One type of competitive advantage is a cost advantage — namely, a company that operates more efficiently than its competitors. The other major category of competitive advantage is a quality advantage. If a product is truly better, or even thought to be superior, consumers will pay more for it.

Finding a company with a competitive advantage is not enough, however. You must also determine that its advantage is sustainable. If the company has a lower cost structure, is there a way that its competitors can catch up? If the company has a superior product, can the product be duplicated?

5. Cash Is King

Once you’ve narrowed your list of possible purchases to those few with competitive advantage, give some thought to what their stocks are worth.
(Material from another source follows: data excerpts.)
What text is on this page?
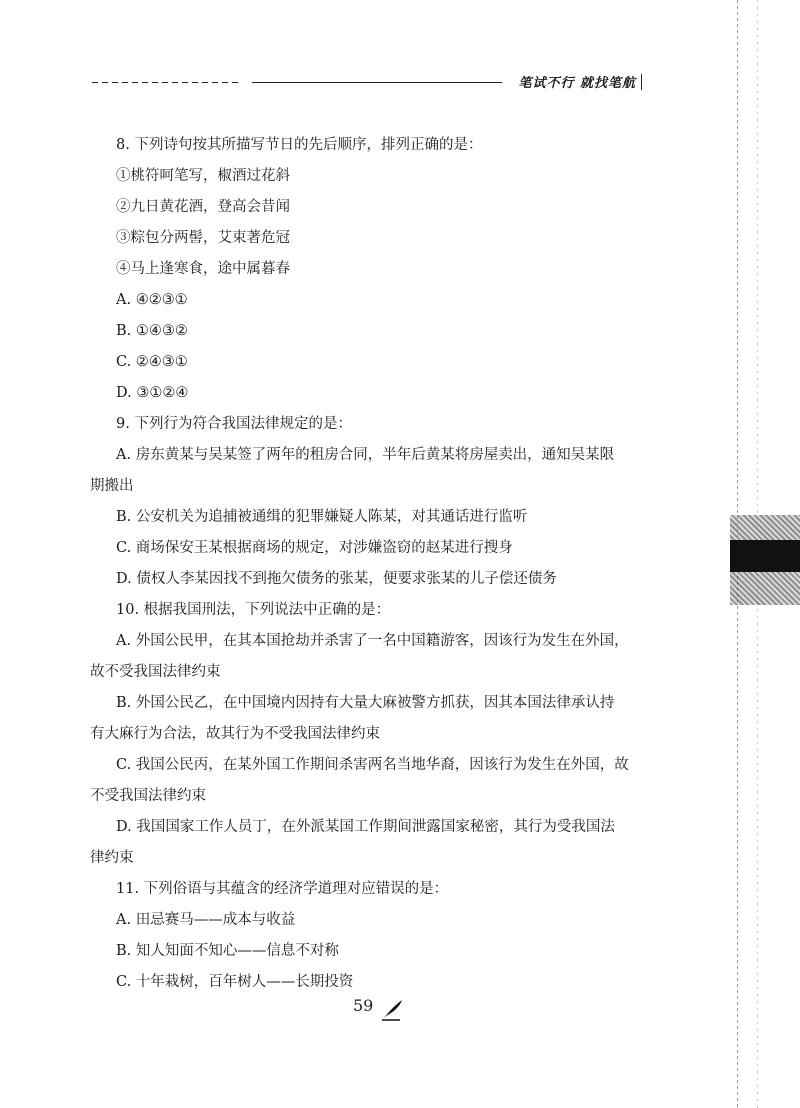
笔试不行 就找笔航
8. 下列诗句按其所描写节日的先后顺序，排列正确的是：
①桃符呵笔写，椒酒过花斜
②九日黄花酒，登高会昔闻
③粽包分两髻，艾束著危冠
④马上逢寒食，途中属暮春
A. ④②③①
B. ①④③②
C. ②④③①
D. ③①②④
9. 下列行为符合我国法律规定的是：
A. 房东黄某与吴某签了两年的租房合同，半年后黄某将房屋卖出，通知吴某限
期搬出
B. 公安机关为追捕被通缉的犯罪嫌疑人陈某，对其通话进行监听
C. 商场保安王某根据商场的规定，对涉嫌盗窃的赵某进行搜身
D. 债权人李某因找不到拖欠债务的张某，便要求张某的儿子偿还债务
10. 根据我国刑法，下列说法中正确的是：
A. 外国公民甲，在其本国抢劫并杀害了一名中国籍游客，因该行为发生在外国，
故不受我国法律约束
B. 外国公民乙，在中国境内因持有大量大麻被警方抓获，因其本国法律承认持
有大麻行为合法，故其行为不受我国法律约束
C. 我国公民丙，在某外国工作期间杀害两名当地华裔，因该行为发生在外国，故
不受我国法律约束
D. 我国国家工作人员丁，在外派某国工作期间泄露国家秘密，其行为受我国法
律约束
11. 下列俗语与其蕴含的经济学道理对应错误的是：
A. 田忌赛马——成本与收益
B. 知人知面不知心——信息不对称
C. 十年栽树，百年树人——长期投资
59
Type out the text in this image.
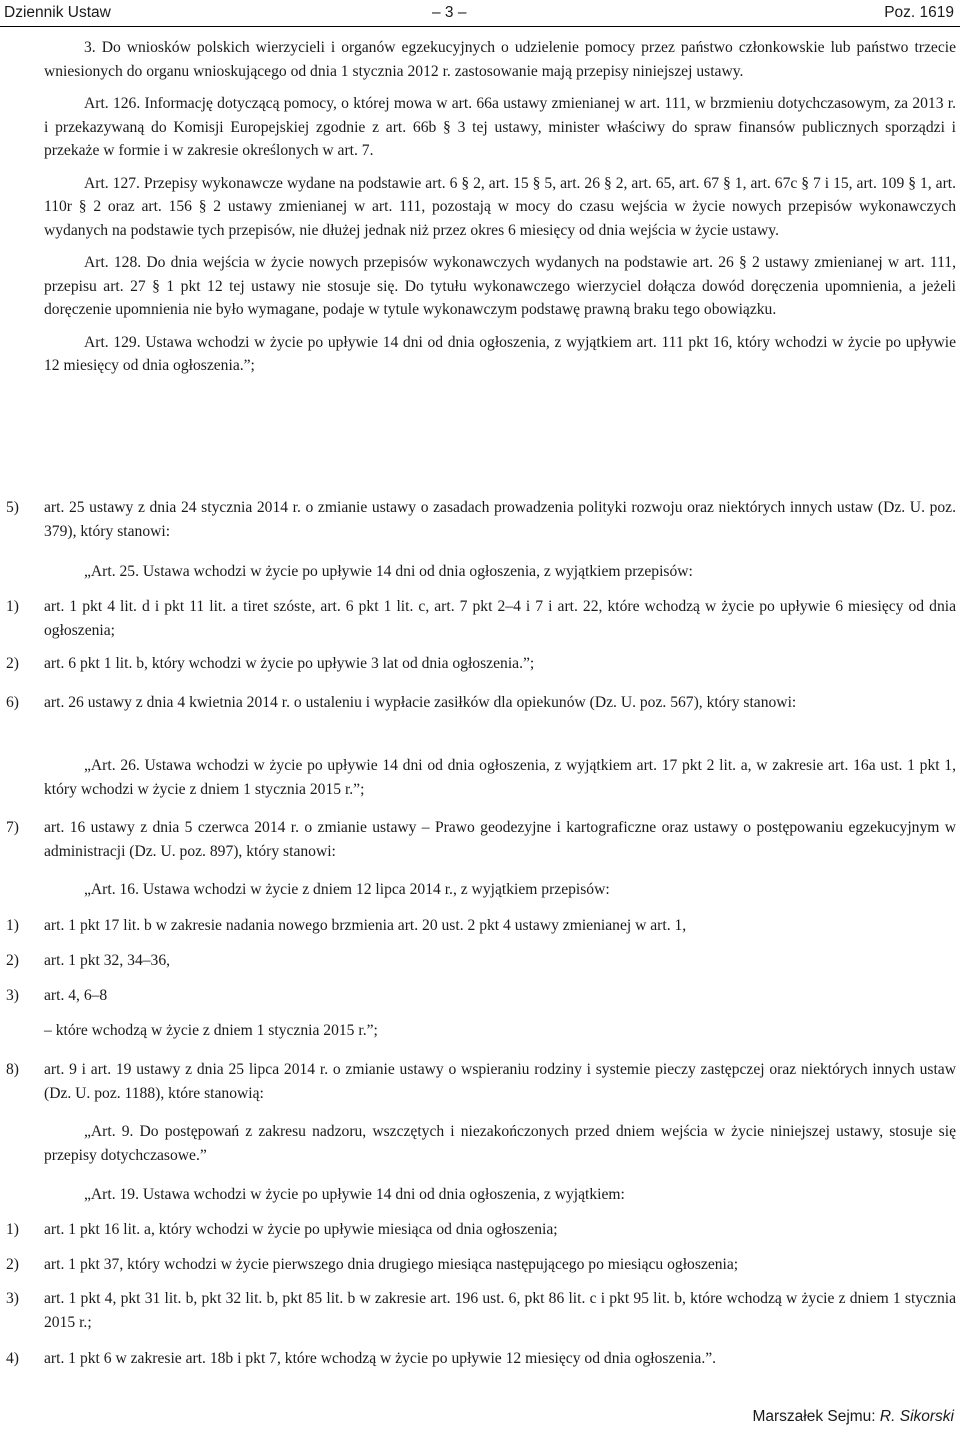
Dziennik Ustaw	– 3 –	Poz. 1619

3. Do wniosków polskich wierzycieli i organów egzekucyjnych o udzielenie pomocy przez państwo członkowskie lub państwo trzecie wniesionych do organu wnioskującego od dnia 1 stycznia 2012 r. zastosowanie mają przepisy niniejszej ustawy.

Art. 126. Informację dotyczącą pomocy, o której mowa w art. 66a ustawy zmienianej w art. 111, w brzmieniu dotychczasowym, za 2013 r. i przekazywaną do Komisji Europejskiej zgodnie z art. 66b § 3 tej ustawy, minister właściwy do spraw finansów publicznych sporządzi i przekaże w formie i w zakresie określonych w art. 7.

Art. 127. Przepisy wykonawcze wydane na podstawie art. 6 § 2, art. 15 § 5, art. 26 § 2, art. 65, art. 67 § 1, art. 67c § 7 i 15, art. 109 § 1, art. 110r § 2 oraz art. 156 § 2 ustawy zmienianej w art. 111, pozostają w mocy do czasu wejścia w życie nowych przepisów wykonawczych wydanych na podstawie tych przepisów, nie dłużej jednak niż przez okres 6 miesięcy od dnia wejścia w życie ustawy.

Art. 128. Do dnia wejścia w życie nowych przepisów wykonawczych wydanych na podstawie art. 26 § 2 ustawy zmienianej w art. 111, przepisu art. 27 § 1 pkt 12 tej ustawy nie stosuje się. Do tytułu wykonawczego wierzyciel dołącza dowód doręczenia upomnienia, a jeżeli doręczenie upomnienia nie było wymagane, podaje w tytule wykonawczym podstawę prawną braku tego obowiązku.

Art. 129. Ustawa wchodzi w życie po upływie 14 dni od dnia ogłoszenia, z wyjątkiem art. 111 pkt 16, który wchodzi w życie po upływie 12 miesięcy od dnia ogłoszenia.”;

5) art. 25 ustawy z dnia 24 stycznia 2014 r. o zmianie ustawy o zasadach prowadzenia polityki rozwoju oraz niektórych innych ustaw (Dz. U. poz. 379), który stanowi:

„Art. 25. Ustawa wchodzi w życie po upływie 14 dni od dnia ogłoszenia, z wyjątkiem przepisów:

1) art. 1 pkt 4 lit. d i pkt 11 lit. a tiret szóste, art. 6 pkt 1 lit. c, art. 7 pkt 2–4 i 7 i art. 22, które wchodzą w życie po upływie 6 miesięcy od dnia ogłoszenia;
2) art. 6 pkt 1 lit. b, który wchodzi w życie po upływie 3 lat od dnia ogłoszenia.”;
6) art. 26 ustawy z dnia 4 kwietnia 2014 r. o ustaleniu i wypłacie zasiłków dla opiekunów (Dz. U. poz. 567), który stanowi:

„Art. 26. Ustawa wchodzi w życie po upływie 14 dni od dnia ogłoszenia, z wyjątkiem art. 17 pkt 2 lit. a, w zakresie art. 16a ust. 1 pkt 1, który wchodzi w życie z dniem 1 stycznia 2015 r.”;

7) art. 16 ustawy z dnia 5 czerwca 2014 r. o zmianie ustawy – Prawo geodezyjne i kartograficzne oraz ustawy o postępowaniu egzekucyjnym w administracji (Dz. U. poz. 897), który stanowi:

„Art. 16. Ustawa wchodzi w życie z dniem 12 lipca 2014 r., z wyjątkiem przepisów:

1) art. 1 pkt 17 lit. b w zakresie nadania nowego brzmienia art. 20 ust. 2 pkt 4 ustawy zmienianej w art. 1,
2) art. 1 pkt 32, 34–36,
3) art. 4, 6–8

– które wchodzą w życie z dniem 1 stycznia 2015 r.”;

8) art. 9 i art. 19 ustawy z dnia 25 lipca 2014 r. o zmianie ustawy o wspieraniu rodziny i systemie pieczy zastępczej oraz niektórych innych ustaw (Dz. U. poz. 1188), które stanowią:

„Art. 9. Do postępowań z zakresu nadzoru, wszczętych i niezakończonych przed dniem wejścia w życie niniejszej ustawy, stosuje się przepisy dotychczasowe.”

„Art. 19. Ustawa wchodzi w życie po upływie 14 dni od dnia ogłoszenia, z wyjątkiem:

1) art. 1 pkt 16 lit. a, który wchodzi w życie po upływie miesiąca od dnia ogłoszenia;
2) art. 1 pkt 37, który wchodzi w życie pierwszego dnia drugiego miesiąca następującego po miesiącu ogłoszenia;
3) art. 1 pkt 4, pkt 31 lit. b, pkt 32 lit. b, pkt 85 lit. b w zakresie art. 196 ust. 6, pkt 86 lit. c i pkt 95 lit. b, które wchodzą w życie z dniem 1 stycznia 2015 r.;
4) art. 1 pkt 6 w zakresie art. 18b i pkt 7, które wchodzą w życie po upływie 12 miesięcy od dnia ogłoszenia.”.
Marszałek Sejmu: R. Sikorski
For this, your focus should be on cash flow, not on reported earnings.

The earnings that a company reports each quarter are precise — they’re just not terribly accurate. These earnings are determined by accounting rules, some of which don’t reflect reality and others of which get twisted to reflect a false reality.

Reported earnings can be useful to an investor, but what really matters is cash. When you buy a stock, you put up cash. In exchange, for as long as you hold that stock, you own a piece of a company’s future. You have a claim on a stream of future cash earned by that company. The challenge is in making a reasonable estimate of how significant that cash flow will be.
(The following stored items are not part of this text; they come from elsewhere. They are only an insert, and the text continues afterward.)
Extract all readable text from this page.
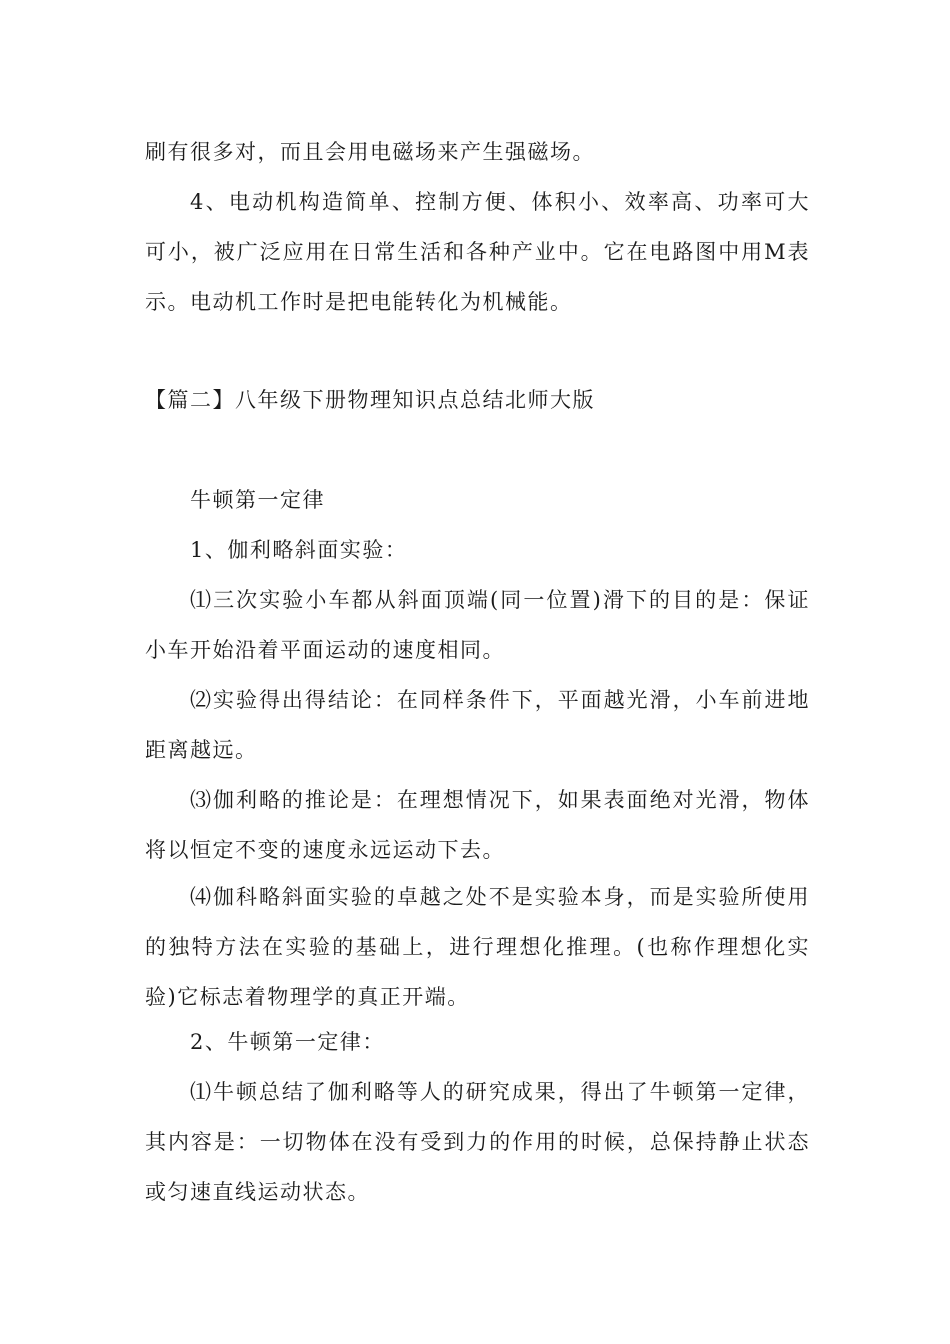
刷有很多对，而且会用电磁场来产生强磁场。

4、电动机构造简单、控制方便、体积小、效率高、功率可大可小，被广泛应用在日常生活和各种产业中。它在电路图中用M表示。电动机工作时是把电能转化为机械能。

【篇二】八年级下册物理知识点总结北师大版

牛顿第一定律

1、伽利略斜面实验：

⑴三次实验小车都从斜面顶端(同一位置)滑下的目的是：保证小车开始沿着平面运动的速度相同。

⑵实验得出得结论：在同样条件下，平面越光滑，小车前进地距离越远。

⑶伽利略的推论是：在理想情况下，如果表面绝对光滑，物体将以恒定不变的速度永远运动下去。

⑷伽科略斜面实验的卓越之处不是实验本身，而是实验所使用的独特方法在实验的基础上，进行理想化推理。(也称作理想化实验)它标志着物理学的真正开端。

2、牛顿第一定律：

⑴牛顿总结了伽利略等人的研究成果，得出了牛顿第一定律，其内容是：一切物体在没有受到力的作用的时候，总保持静止状态或匀速直线运动状态。
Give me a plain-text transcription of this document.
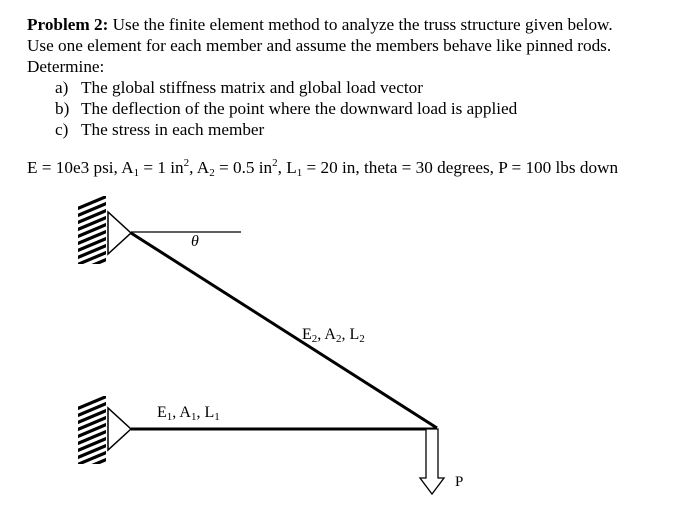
Problem 2: Use the finite element method to analyze the truss structure given below.
Use one element for each member and assume the members behave like pinned rods.
Determine:
a) The global stiffness matrix and global load vector
b) The deflection of the point where the downward load is applied
c) The stress in each member

E = 10e3 psi, $A_1 = 1$ $in^2$, $A_2 = 0.5$ $in^2$, $L_1 = 20$ in, theta = 30 degrees, P = 100 lbs down

θ
$E_2$, $A_2$, $L_2$
$E_1$, $A_1$, $L_1$
P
When you analyze financial statements, pay particular attention to the Statement of Cash Flows in a company’s annual filing (known as the 10-K), which reviews results for the prior three years. Look at the “net cash provided by operating activities” and subtract the “capital expenditures” (sometimes called the “expenditures for property, plant and equipment”). This is a company’s free cash flow, which will give you a pretty good idea of a company’s financial success. If nothing else, you want to make certain that the free cash flow has been positive over the past three years.

6. Be Contrarian

The goal is to find stocks that are out of favor. At any given time, stock prices are driven by fear and greed, and both emotions tend to the extreme. When people are most afraid the greatest opportunities make themselves available.

To help identify a potentially good investment, look up a stock quote at a web site, then click on “Analyst Ratings”  to see how many  analysts are recommending that stock.

As a practical matter, look for stocks where the “Strong Buys” are fewer than the “Holds.” These are the stocks that are more likely to be underpriced and more likely to surprise on the upside.

7. Have the Courage of Your Convictions

For most people, this is easier said than done. But as a true investor, you have two advantages. First, by focusing on great companies, you can have confidence when the news is anything but reassuring. You can give these companies the benefit of the doubt.

Second, if you invest a certain amount every quarter or every year (known as dollar cost averaging), you will automatically be buying more shares when stock prices are low and fewer when prices are high.

Decide how much of your savings you want to invest in stocks and how much you are comfortable adding each year.

Will Rogers wasn’t too far off the mark," You should buy good-quality stocks, and hold them. And if they don’t go up, be ready to buy more."